Senior Director of State Policy Initiatives
North Carolina’s Senate yesterday passed a budget that undermines key services, including education. This is one more step in the wrong direction for the state’s policymakers, who have spent this legislative session debating how much to cut taxes for the wealthy, how much to raise taxes on everyone else, and how massive a hole to blow in the state’s funding for schools and other services.
Under the banner of tax reform, both the House and Senate have proposed plans that center around a massive income tax cut that would mainly benefit the rich and corporations. They’d pay for the cut, in part, with a sales tax expansion that would make the overall state tax bill fall more heavily on low- and middle-income households. This tax shift would further exacerbate inequality in a state that already has a wide gap between the rich and the rest. For example, poor and middle-class North Carolinians saw their incomes drop between the late 1990s and mid-2000s, while upper-class household incomes rose (see chart).
These plans come with hefty price tags. In addition to raising taxes on low- and middle-income households, the Senate’s tax plan would open up a new budget shortfall of over $1 billion within three years. The House plan would produce a $1.2 billion shortfall over five years. That means that key services will take a hit.
Indeed, the Senate’s budget eliminates class size limits for grades K-3, lays off teachers, and cuts thousands of pre-k slots available to at-risk children. This would occur in a state that over the course of the recession cut its per-student funding for K-12 education 14 percent below pre-recession levels, after adjusting for inflation. The state also cut its higher education support per student by 15 percent over that time. As a result, tuition at the state’s public four-year universities has jumped an average of 31 percent per student.

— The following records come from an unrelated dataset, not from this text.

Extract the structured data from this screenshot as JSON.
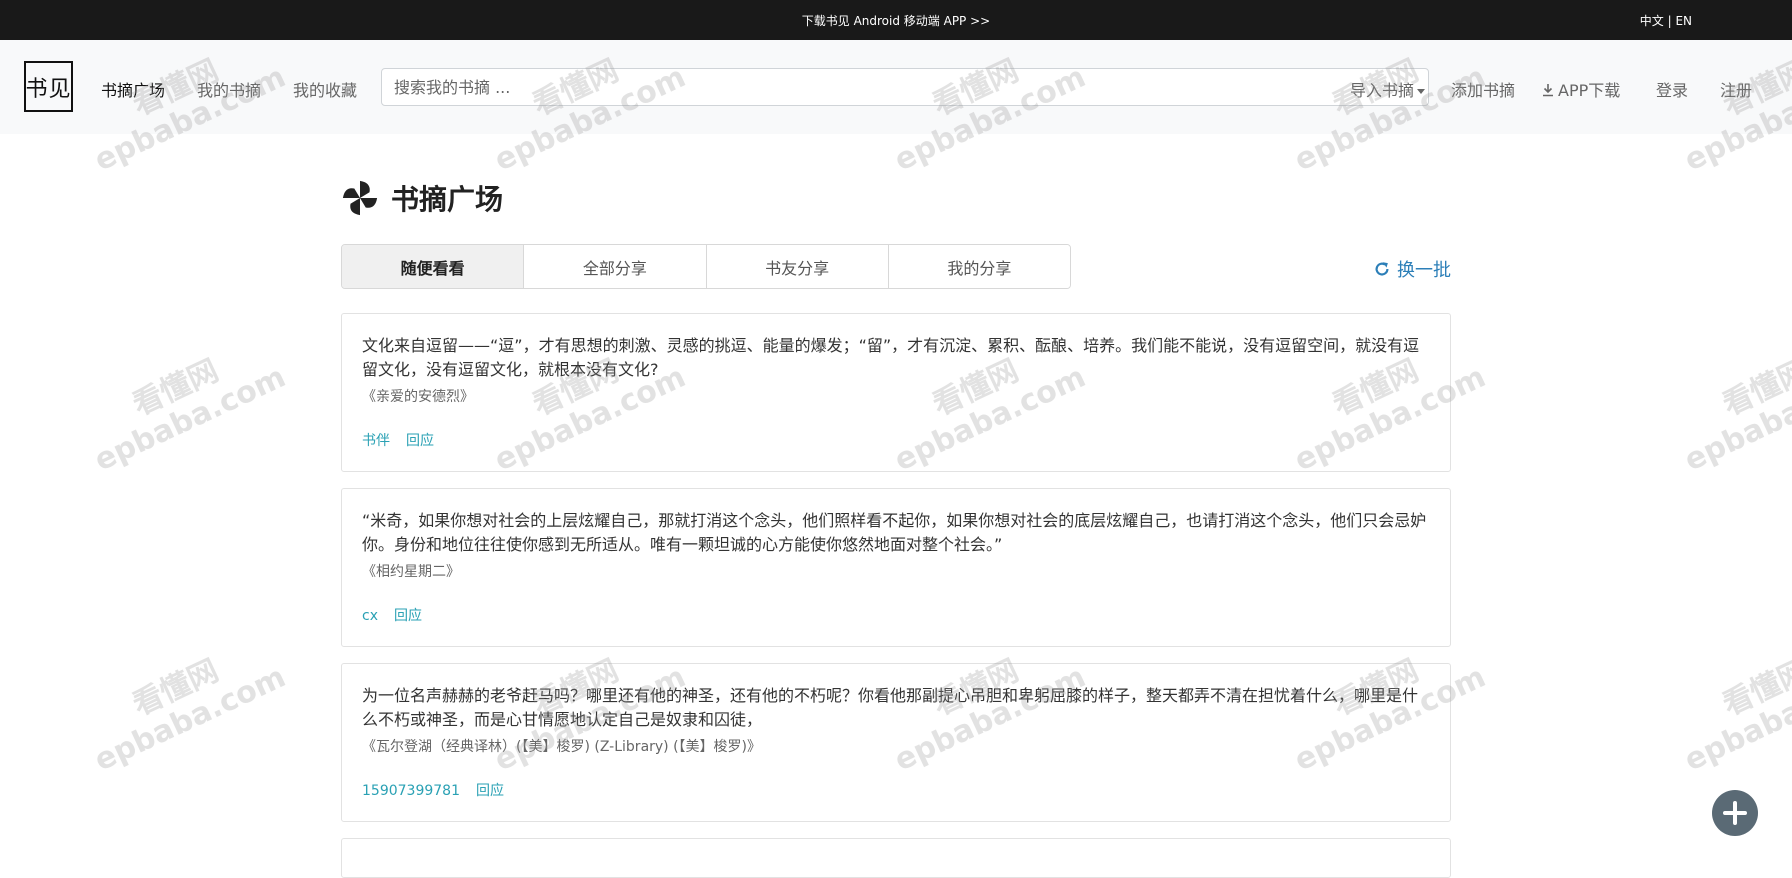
{
  "topbar": {
    "download_text": "下载书见 Android 移动端 APP >>",
    "lang": "中文 | EN"
  },
  "logo": {
    "left": "书",
    "right": "见"
  },
  "nav": {
    "items": [
      {
        "label": "书摘广场"
      },
      {
        "label": "我的书摘"
      },
      {
        "label": "我的收藏"
      }
    ],
    "search_placeholder": "搜索我的书摘 ...",
    "import_label": "导入书摘",
    "add_label": "添加书摘",
    "app_download_label": "APP下载",
    "login_label": "登录",
    "register_label": "注册"
  },
  "page": {
    "title": "书摘广场"
  },
  "tabs": [
    {
      "label": "随便看看"
    },
    {
      "label": "全部分享"
    },
    {
      "label": "书友分享"
    },
    {
      "label": "我的分享"
    }
  ],
  "refresh_label": "换一批",
  "cards": [
    {
      "quote": "文化来自逗留——“逗”，才有思想的刺激、灵感的挑逗、能量的爆发；“留”，才有沉淀、累积、酝酿、培养。我们能不能说，没有逗留空间，就没有逗留文化，没有逗留文化，就根本没有文化?",
      "source": "《亲爱的安德烈》",
      "user": "书伴",
      "reply": "回应"
    },
    {
      "quote": "“米奇，如果你想对社会的上层炫耀自己，那就打消这个念头，他们照样看不起你，如果你想对社会的底层炫耀自己，也请打消这个念头，他们只会忌妒你。身份和地位往往使你感到无所适从。唯有一颗坦诚的心方能使你悠然地面对整个社会。”",
      "source": "《相约星期二》",
      "user": "cx",
      "reply": "回应"
    },
    {
      "quote": "为一位名声赫赫的老爷赶马吗？哪里还有他的神圣，还有他的不朽呢？你看他那副提心吊胆和卑躬屈膝的样子，整天都弄不清在担忧着什么，哪里是什么不朽或神圣，而是心甘情愿地认定自己是奴隶和囚徒，",
      "source": "《瓦尔登湖（经典译林）(【美】梭罗) (Z-Library) (【美】梭罗)》",
      "user": "15907399781",
      "reply": "回应"
    }
  ],
  "watermark": {
    "line1": "看懂网",
    "line2": "epbaba.com"
  }
}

The harmful tax and spending ideas don’t stop there. The legislature also is looking to eliminate the state’s estate tax — a tax that just 23 of the wealthiest estates paid in 2011 — after slashing benefits for unemployed workers and enacting legislation that scraps the state’s Earned Income Tax Credit, which helps working families with children get on a path to the middle class.
How did the legislature win public support for raising taxes on low- and middle-income households while cutting taxes for the rich and undercutting services that residents and businesses want and need? Well, they didn’t. A recent poll shows a large majority oppose the details of the Senate and House tax plans.